I used the following integral from -inf to inf:
¦C¦^2$$\int$$exp(-ax^2)dx = srqt(pi/a) where a = const. >0
where a = mw/h

I solved for C and got C = ((mw/h pi)^(1/4) exp(i$$\theta$$)

I just want to check if it's the right answer as there's a follow-on question and it looks quite awkward.

Thanks for any help!

 

[Feldoh]

C = (mw/h pi)^(1/4), it's not clear how you're getting an additional exp(i * theta)

 

[tigger88]

I got the i*theta bit from some old notes... the lecturer seemed to wap it on the end so that both real and imaginary components (if there are any) of the normalisation factor are included. I don't entirely understand it...

Thanks very much!

 

[gabbagabbahey]

I used the following integral from -inf to inf:
¦C¦^2$$\int$$exp(-ax^2)dx = srqt(pi/a) where a = const. >0
where a = mw/h

I solved for C and got C = ((mw/h pi)^(1/4) exp(i$$\theta$$)

Surely you mean

$$|C|^2\int_{-\infty}^{\infty} e^{-ax^2}dx=|C|^2\sqrt{\frac{\pi}{a}}$$

right?

And shouldn't you have $a=\frac{m\omega}{2\hbar}$, leaving you with $C=\left(\frac{m\omega}{2\hbar \pi}\right)^{1/4}e^{i\theta}$?

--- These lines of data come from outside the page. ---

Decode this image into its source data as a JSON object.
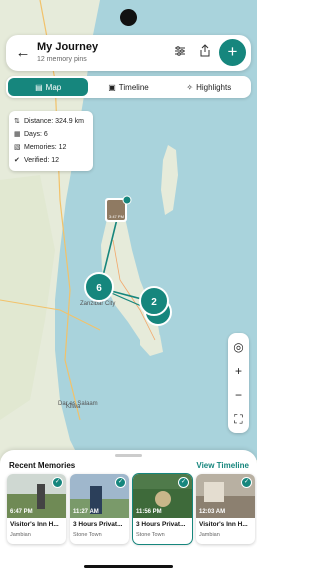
{
  "header": {
    "title": "My Journey",
    "subtitle": "12 memory pins"
  },
  "tabs": [
    {
      "label": "Map",
      "active": true
    },
    {
      "label": "Timeline",
      "active": false
    },
    {
      "label": "Highlights",
      "active": false
    }
  ],
  "stats": {
    "distance": "Distance: 324.9 km",
    "days": "Days: 6",
    "memories": "Memories: 12",
    "verified": "Verified: 12"
  },
  "map": {
    "clusters": [
      {
        "count": "6"
      },
      {
        "count": "2"
      }
    ],
    "photo_pin_time": "3:47 PM",
    "labels": {
      "city": "Zanzibar City",
      "region": "Kilwa",
      "coast": "Dar es Salaam"
    }
  },
  "recent": {
    "title": "Recent Memories",
    "view_all": "View Timeline",
    "items": [
      {
        "time": "6:47 PM",
        "name": "Visitor's Inn H...",
        "location": "Jambian"
      },
      {
        "time": "11:27 AM",
        "name": "3 Hours Privat...",
        "location": "Stone Town"
      },
      {
        "time": "11:56 PM",
        "name": "3 Hours Privat...",
        "location": "Stone Town",
        "selected": true
      },
      {
        "time": "12:03 AM",
        "name": "Visitor's Inn H...",
        "location": "Jambian"
      }
    ]
  },
  "colors": {
    "accent": "#16867d",
    "sea": "#a9d3dc",
    "land": "#e8ecdd"
  }
}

In any case, you should recall that a wavefunction's overall phase factor has no physical effect, and so you are free to choose any particular value of $\theta$ you want. (I'd choose $\theta=0$ for obvious reasons!)

 

[tigger88]

I thought that when I squared the wavefunction (or multiplied by the complex conjugate, which in this case would be synonymous with squaring) the exponential would do this:
exp(-2mwx^2/(2h)) which would simplify to exp(-mwx^2/h).
Is this not the case?

 

[Feldoh]

You're right tigger88, it does simplify to $$e^{-mwx^2/h}$$ in the integrand which gives you a value of $$C=\left(\frac{m\omega}{\hbar \pi}\right)^{1/4}$$

I'm not even sure you have to put a phase since the wave function is a stationary state (ground state of harmonic oscillator wave function).

 

[gabbagabbahey]

I thought that when I squared the wavefunction (or multiplied by the complex conjugate, which in this case would be synonymous with squaring) the exponential would do this:
exp(-2mwx^2/(2h)) which would simplify to exp(-mwx^2/h).
Is this not the case?

Yes, my mistake...oops!

 

[gabbagabbahey]

I'm not even sure you have a phase since the wave function is a stationary state (ground state of harmonic oscillator wave function).

I'm not sure what you mean by this. An overall phase factor is an unobservable quantity. Choosing any value of $\theta$ will produce exactly the same physics.

 

[Feldoh]

I'm not sure what you mean by this. An overall phase factor is an unobservable quantity. Choosing any value of $\theta$ will produce exactly the same physics.

You said it yourself, it doesn't matter, we don't really need to tack it on in this case since it doesn't change anything.